Let me know what you think! Who's the winner in your eyes?


----------



## Skizhx (Oct 12, 2010)

I've never used either canister so I can't specifically comment, but the Aquatop sounds a little fishy to me...

High GPH and including the UV sterilizer sounds like they're trying to push their product with impressive numbers and extra gimmicks. Stuff that looks good when comparing two boxes side by side, but doesn't really say much about the quality of the product.

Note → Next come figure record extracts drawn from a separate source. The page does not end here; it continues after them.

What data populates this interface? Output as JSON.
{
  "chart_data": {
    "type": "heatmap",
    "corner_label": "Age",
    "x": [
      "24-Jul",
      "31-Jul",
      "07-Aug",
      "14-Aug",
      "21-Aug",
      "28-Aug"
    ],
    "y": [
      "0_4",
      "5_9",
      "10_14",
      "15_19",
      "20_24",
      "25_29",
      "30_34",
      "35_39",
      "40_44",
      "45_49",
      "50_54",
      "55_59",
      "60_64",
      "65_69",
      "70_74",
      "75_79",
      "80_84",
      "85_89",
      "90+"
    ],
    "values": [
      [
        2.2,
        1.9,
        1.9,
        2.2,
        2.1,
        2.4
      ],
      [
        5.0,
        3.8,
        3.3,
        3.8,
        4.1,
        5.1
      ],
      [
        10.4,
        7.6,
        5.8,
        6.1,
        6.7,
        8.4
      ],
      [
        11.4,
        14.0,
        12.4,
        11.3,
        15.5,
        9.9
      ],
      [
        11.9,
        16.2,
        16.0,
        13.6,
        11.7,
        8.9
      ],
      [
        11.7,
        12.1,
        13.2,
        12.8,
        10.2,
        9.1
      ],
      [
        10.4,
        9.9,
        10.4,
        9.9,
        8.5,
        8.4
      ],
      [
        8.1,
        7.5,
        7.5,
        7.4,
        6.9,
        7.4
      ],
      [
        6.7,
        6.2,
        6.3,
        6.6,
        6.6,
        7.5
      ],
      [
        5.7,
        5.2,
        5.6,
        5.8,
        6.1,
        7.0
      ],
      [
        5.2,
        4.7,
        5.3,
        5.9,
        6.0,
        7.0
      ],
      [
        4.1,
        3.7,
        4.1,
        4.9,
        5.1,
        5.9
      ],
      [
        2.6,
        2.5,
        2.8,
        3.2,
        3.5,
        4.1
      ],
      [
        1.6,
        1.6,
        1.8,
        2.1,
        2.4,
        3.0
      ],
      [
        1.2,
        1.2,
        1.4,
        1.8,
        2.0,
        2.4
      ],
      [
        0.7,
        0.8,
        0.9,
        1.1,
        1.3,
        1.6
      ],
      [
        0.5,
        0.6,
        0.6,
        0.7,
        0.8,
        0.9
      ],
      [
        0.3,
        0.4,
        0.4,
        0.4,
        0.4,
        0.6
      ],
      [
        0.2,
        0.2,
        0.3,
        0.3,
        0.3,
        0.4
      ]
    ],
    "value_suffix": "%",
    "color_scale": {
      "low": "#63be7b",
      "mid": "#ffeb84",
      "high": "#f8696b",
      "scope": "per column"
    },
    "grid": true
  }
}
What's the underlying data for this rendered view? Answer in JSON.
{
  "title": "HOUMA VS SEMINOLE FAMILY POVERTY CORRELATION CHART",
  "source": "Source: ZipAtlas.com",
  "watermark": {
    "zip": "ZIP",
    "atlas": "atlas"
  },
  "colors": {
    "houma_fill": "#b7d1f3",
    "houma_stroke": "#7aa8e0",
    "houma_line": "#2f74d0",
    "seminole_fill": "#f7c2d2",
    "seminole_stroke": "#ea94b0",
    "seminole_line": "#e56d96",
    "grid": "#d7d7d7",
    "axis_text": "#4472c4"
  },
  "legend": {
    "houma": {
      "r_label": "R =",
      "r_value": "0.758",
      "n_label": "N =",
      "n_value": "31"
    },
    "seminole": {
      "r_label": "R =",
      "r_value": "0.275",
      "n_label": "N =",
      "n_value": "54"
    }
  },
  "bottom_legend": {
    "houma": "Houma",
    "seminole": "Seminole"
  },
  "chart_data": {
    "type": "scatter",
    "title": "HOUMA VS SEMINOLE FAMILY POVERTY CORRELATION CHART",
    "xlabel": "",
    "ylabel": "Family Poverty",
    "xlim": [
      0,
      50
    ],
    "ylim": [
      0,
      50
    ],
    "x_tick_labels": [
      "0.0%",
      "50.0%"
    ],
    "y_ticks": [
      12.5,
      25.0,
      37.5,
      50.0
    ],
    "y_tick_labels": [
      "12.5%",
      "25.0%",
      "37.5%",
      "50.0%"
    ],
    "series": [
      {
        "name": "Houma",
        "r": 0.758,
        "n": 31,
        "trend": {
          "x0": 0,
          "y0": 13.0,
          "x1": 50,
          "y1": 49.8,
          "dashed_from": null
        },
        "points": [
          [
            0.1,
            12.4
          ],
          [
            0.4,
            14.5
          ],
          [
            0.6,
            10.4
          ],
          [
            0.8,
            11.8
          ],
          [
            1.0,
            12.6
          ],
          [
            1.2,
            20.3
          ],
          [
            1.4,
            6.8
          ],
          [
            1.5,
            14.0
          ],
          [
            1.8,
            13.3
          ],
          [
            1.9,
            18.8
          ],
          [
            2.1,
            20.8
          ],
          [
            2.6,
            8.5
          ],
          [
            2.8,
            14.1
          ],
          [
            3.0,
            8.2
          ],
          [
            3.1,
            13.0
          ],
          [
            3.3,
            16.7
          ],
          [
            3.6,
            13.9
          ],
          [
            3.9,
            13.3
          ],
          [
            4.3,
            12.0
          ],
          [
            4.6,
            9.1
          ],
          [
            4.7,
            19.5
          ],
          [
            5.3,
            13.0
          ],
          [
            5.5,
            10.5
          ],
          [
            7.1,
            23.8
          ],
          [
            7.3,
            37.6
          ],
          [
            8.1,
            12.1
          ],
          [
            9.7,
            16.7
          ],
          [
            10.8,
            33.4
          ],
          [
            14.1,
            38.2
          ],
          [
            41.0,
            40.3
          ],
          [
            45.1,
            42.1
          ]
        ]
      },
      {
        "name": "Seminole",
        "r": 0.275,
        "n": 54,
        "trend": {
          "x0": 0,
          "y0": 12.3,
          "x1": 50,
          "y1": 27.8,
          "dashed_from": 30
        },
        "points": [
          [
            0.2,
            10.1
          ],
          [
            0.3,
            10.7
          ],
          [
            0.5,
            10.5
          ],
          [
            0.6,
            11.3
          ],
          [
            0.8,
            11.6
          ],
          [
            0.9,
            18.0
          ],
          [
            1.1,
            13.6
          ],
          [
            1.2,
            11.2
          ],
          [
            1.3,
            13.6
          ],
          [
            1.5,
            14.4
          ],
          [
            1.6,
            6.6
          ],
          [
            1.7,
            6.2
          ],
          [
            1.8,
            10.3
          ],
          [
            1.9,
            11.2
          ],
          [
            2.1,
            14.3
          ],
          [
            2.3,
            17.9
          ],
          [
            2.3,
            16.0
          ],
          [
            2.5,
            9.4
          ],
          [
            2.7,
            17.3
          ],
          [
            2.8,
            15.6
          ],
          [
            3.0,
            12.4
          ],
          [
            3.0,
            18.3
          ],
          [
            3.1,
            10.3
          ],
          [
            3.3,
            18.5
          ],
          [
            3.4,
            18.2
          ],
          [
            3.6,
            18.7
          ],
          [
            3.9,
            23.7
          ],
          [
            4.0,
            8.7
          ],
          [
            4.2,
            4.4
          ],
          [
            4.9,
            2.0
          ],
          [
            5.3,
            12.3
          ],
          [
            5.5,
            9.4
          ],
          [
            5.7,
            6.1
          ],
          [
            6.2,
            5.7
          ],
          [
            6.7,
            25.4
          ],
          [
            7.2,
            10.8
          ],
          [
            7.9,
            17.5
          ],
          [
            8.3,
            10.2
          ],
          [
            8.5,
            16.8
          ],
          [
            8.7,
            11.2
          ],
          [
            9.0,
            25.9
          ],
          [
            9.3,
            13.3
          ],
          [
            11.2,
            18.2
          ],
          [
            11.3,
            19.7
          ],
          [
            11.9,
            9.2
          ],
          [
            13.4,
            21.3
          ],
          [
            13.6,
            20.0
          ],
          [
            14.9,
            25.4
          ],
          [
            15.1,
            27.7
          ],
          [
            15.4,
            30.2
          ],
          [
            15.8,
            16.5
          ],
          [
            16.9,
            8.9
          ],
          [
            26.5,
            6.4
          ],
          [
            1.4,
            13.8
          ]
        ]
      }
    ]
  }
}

IMO ignore the GPH rating (it's actually not that important, even though it's the first thing people usually look at to assess their filters) and go with the one that has the larger capacity for bio-media, has replacement parts available, and offers the best manufacturer warranty.


----------



## Daniil (Oct 30, 2009)

I would go with aquatop. 
I use AQUATOP CF-500UV on my 55g and I love it. It is very quiet and very efficient.


----------



## K Randall (Nov 23, 2004)

I don't know the Aquatop at all, so can't comment. But I've had a Cascade on oneof my 75's for several years with no noise, no problems and good flow.


----------



## rostick555 (Jun 14, 2012)

Have not experienced either but what works really well is a Rena XP2 which is in the same neighborhood as these two filters and works great just another idea hope you dont mind!


----------



## rjordan393 (Nov 23, 2012)

As an addedum, some manufacturers of cannister filters have it in small print that the gph rating is based on no media in the filter. So if gph is important to you, then take note.
I have a Rena Filstar 2 on my 75 gallon and the rating is 300 gph. I use one 30 ppi sponge filter and one 20 ppi sponge filter and a polishing filter. I would not be surprised if I am getting 225 gph or less.


----------



## whispyb (Nov 12, 2012)

I don't have any personal experience with either of those either. I do however use and love my Diatom Filter by Vortex.


----------



## BriDroid (Oct 2, 2012)

I bought a slightly used Cascade 1000 from a member on our local forum. It didn't come with a few of the connections since the guy wasn't using them.

I searched all over the web for spare parts and even a users manual. I emailed Penn Plax on Monday and I got my parts yesterday via UPS. 

No charge, no proof of purchase. They sent me a PDF of the manual and I told them which parts I needed. Very good customer service from Penn Plax. I'm happy with them and my filter!


----------